Segundo o documento, "o condutor praticou infração rodoviária punível com coima (de 120 a 6000 euros) e com sanção acessória de inibição de conduzir (de um a 12 meses)"."

[Só uma pergunta: O polícia poderia ou não ter prendido o magistrado por falta de respeito à autoridade?]

"Por se ter sentido ofendido e ameaçado, o polícia relatou à sua chefia, na PSP, o que lhe disse o infrator no momento em que o autuava. Esses dados chegaram ao procurador-coordenador do Tribunal da Comarca do Seixal, que depois deu notícia hierárquica à Procuradoria-Geral Distrital de Lisboa."

"Com base nestas informações, e após analisar o processo, o procurador-geral adjunto salienta, a propósito, que o infrator, por ser magistrado do Ministério Público, "beneficia de foro especial". Adianta: "sem margem para dúvidas, a matéria comunicada não constitui qualquer ilícito (penal ou disciplinar)"."

[Ah...! ok, quer dizer que o beneficio de foro especial, dá o direito ao desrespeito às regras impostas.]

"Quanto ao uso do vocábulo "car...", o procurador-geral adjunto diz: "Não obstante integrar um termo português de calão grosseiro, foi proferido como desabafo e não como injúria dirigida ao agente autuante. Ou seja, o autor da expressão 'desabafou' sem que tenha dirigido ao autuante o epíteto, chamando-o ou sequer tratando-o por 'Car...'. Na gíria popular, considerado o contexto e as circunstâncias (pendendo divórcio e tendo já problemas, fica aceite uma fase de perturbação do autuado), tal expressão equivale a dizer-se, desabafando 'car..., estou lixado'. Admite-se que houve falta de correção na linguagem proferida, mas não de molde a beliscar a honorabilidade pessoal e funcional do agente autuante"."
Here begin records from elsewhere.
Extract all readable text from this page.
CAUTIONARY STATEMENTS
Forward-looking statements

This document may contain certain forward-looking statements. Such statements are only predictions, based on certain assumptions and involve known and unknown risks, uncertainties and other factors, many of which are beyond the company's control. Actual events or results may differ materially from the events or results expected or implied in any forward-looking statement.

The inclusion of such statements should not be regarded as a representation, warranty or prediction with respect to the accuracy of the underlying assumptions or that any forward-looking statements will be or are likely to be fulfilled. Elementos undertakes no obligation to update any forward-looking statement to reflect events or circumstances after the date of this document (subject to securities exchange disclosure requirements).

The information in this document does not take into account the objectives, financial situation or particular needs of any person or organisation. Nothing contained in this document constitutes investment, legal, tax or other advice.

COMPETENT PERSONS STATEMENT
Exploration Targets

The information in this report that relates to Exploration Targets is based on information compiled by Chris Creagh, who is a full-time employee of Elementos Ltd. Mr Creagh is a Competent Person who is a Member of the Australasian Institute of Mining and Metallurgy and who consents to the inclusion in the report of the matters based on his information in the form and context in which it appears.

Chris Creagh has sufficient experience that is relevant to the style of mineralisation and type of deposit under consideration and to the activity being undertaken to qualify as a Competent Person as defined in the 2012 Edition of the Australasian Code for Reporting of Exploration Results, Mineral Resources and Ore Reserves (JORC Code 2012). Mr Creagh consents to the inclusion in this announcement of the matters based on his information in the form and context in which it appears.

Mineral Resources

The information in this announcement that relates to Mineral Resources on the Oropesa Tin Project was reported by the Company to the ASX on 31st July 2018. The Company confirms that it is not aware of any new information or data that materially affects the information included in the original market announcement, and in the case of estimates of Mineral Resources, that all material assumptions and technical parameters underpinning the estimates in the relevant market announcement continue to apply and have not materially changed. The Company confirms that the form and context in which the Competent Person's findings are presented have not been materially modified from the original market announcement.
[Porreiro. Agora já podemos dizer estas coisas, pensamos que já perceberam o que têm de dizer depois, para se defenderem.]

"Sobre a expressão "ai você quer vingança, então o agente Frederico ainda vai ouvir falar de mim", considera que "não contém qualquer ameaça, ainda que velada ou insinuante, pois a frase não encerra qualquer promessa de um mal futuro"."